Intervention de Richard Yung

Réunion du 23 juin 2010 à 21h30
Répression des violences faites aux femmes. - violences au sein des couples — Article additionnel après l'article 8

Photo de Richard YungRichard Yung :

Le présent amendement a pour objet d’abroger le délit de racolage passif institué par l’article 50 de la loi du 18 mars 2003. Depuis lors, le fait de racoler, activement ou passivement, est punissable de deux mois de prison et de 3 750 euros d’amende.

La création de cette infraction devait permettre de lutter contre les troubles à l’ordre public, notamment les nuisances dont les riverains se plaignaient, et d’éradiquer les réseaux étrangers de proxénétisme.

Nous partageons avec la majorité l’objectif de lutter contre ces réseaux mafieux de proxénétisme et de traite des personnes prostituées. Pour autant, nous sommes opposés au délit de racolage passif, injuste, inefficace et dangereux.

Il est injuste parce qu’il n’est pas défini, étant constitué par une simple négation, une absence d’action, qui, par ailleurs, ne cause préjudice à personne.

De plus, il soumet les personnes prostituées à un régime spécial. Or la Convention pour la répression de la traite des êtres humains et de l’exploitation de la prostitution d’autrui de 1949, ratifiée par la France, exige l’abrogation de toute disposition ou pratique conduisant à les inscrire dans les registres spéciaux ou à les soumettre à des conditions exceptionnelles de surveillance.

Une simple application du droit commun est possible. La stigmatisation des prostituées par le biais de la création d’articles spécifiques nous semble infondée. Il suffit de mettre en œuvre les dispositions existantes relatives aux atteintes à la moralité ou à la tranquillité publique – tapage nocturne, exhibition sexuelle ou trouble au bon voisinage.

Par ailleurs, le délit de racolage passif est inefficace. Il n’a en rien contribué à lutter contre le trafic d’êtres humains ou le proxénétisme. Depuis son entrée en vigueur, aucun procès pour traite des êtres humains n’a eu lieu.

Ce délit est enfin dangereux parce qu’il conduit les personnes prostituées à se rendre dans des zones de plus en plus lointaines, des zones de non-droit. Des femmes dont les camionnettes sont saisies et non restituées sont obligées de travailler dehors, dans des conditions beaucoup plus dangereuses. Elles sont ainsi fragilisées, en particulier lors la négociation, si j’ose dire, du préservatif.

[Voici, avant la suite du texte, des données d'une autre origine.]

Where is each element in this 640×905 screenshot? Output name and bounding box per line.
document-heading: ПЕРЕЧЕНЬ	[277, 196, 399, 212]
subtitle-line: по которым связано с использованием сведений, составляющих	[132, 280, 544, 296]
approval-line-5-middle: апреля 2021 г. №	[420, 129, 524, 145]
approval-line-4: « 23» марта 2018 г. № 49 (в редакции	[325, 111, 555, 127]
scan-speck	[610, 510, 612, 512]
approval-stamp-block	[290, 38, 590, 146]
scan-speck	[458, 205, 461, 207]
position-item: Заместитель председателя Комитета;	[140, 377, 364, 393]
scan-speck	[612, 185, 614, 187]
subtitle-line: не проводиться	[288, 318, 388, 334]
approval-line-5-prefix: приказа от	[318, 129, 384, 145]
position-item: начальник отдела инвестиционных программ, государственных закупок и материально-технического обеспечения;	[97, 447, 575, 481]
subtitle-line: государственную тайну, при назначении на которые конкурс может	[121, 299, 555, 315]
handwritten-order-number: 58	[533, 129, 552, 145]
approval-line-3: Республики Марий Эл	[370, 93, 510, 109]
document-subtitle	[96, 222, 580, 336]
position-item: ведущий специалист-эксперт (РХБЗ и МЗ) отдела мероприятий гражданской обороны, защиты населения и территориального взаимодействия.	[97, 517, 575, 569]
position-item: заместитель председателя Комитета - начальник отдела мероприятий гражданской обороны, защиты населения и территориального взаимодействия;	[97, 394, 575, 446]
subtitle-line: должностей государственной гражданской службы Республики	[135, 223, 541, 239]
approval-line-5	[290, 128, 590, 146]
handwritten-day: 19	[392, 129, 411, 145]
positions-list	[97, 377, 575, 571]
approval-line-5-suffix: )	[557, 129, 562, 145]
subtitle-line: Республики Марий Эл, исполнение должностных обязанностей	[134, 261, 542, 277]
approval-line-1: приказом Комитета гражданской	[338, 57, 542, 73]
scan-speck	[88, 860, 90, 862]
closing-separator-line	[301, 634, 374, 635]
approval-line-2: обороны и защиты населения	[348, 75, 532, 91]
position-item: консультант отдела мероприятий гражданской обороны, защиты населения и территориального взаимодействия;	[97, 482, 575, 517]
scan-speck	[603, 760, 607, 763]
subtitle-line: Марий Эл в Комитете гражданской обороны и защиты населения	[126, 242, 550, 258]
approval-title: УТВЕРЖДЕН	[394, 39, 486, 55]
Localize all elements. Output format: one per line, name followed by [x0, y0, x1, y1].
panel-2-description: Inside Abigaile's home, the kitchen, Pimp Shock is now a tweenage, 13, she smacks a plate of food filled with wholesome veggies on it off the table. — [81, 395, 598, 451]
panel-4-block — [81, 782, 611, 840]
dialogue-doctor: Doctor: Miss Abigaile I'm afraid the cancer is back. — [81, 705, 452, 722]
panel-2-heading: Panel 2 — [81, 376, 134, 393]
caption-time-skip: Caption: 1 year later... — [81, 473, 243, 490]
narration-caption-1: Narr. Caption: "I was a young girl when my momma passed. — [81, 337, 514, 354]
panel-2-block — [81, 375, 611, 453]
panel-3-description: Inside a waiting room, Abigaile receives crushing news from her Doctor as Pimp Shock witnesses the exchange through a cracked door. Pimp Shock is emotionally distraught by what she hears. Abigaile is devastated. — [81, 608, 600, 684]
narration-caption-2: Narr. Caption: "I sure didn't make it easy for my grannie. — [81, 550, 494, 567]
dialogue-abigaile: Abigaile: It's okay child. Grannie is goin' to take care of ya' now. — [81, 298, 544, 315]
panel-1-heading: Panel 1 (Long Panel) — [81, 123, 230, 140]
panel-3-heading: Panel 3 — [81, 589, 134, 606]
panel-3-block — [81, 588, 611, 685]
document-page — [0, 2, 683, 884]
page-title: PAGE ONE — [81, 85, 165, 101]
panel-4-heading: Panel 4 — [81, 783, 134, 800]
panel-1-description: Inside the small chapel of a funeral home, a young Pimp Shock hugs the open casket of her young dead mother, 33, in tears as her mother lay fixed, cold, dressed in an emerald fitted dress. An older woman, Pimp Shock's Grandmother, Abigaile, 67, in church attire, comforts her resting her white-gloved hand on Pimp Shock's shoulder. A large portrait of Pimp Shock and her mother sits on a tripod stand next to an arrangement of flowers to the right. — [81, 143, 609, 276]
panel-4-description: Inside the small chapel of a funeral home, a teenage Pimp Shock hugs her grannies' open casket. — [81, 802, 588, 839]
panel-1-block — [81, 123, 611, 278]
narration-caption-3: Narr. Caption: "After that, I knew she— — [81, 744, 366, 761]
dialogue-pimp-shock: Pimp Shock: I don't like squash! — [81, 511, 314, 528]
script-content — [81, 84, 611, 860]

La France est un pays abolitionniste dans lequel la prostitution n’est pas interdite. Or l’introduction du délit de racolage passif dans notre droit l’a fait glisser progressivement vers un régime prohibitionniste. La confusion entre la répression du racolage et celle de la prostitution s’est ainsi installée.

Le comportement des policiers s’est, par ailleurs, radicalisé – gardes à vue abusives, fouilles humiliantes ou contraventions injustifiées. Vous le savez, il faut faire du chiffre… Pour illustrer mon propos, je souhaite vous citer, mes chers collègues, le cas d’une femme prénommée Evelyne, qui a été interpelée vingt-six fois en deux mois et demi. Sa comparution immédiate a eu lieu le 30 décembre 2004 ; elle a été condamnée à trois mois de prison, mais cette condamnation a été cassée pour vice de forme.

Au mois de février dernier, lors de l’examen de la proposition de loi renforçant la protection des victimes et la prévention et la répression des violences faites aux femmes, une députée du groupe UMP Mme Chantal Brunel avait déposé un amendement similaire à celui que je vous présente. Nos motivations divergent quelque peu, mais, sur le fond, nos positions convergent.

Mme Brunel avait retiré son amendement en séance publique, Mme Morano lui ayant promis la mise en place d’un groupe de travail.

Plus de trois mois ont passé. Quid de ce groupe de travail ? S’est-il réuni ? Quelles sont ses conclusions ?

N’ayant à l’heure actuelle obtenu aucune information supplémentaire, nous souhaitons la suppression du délit de racolage passif.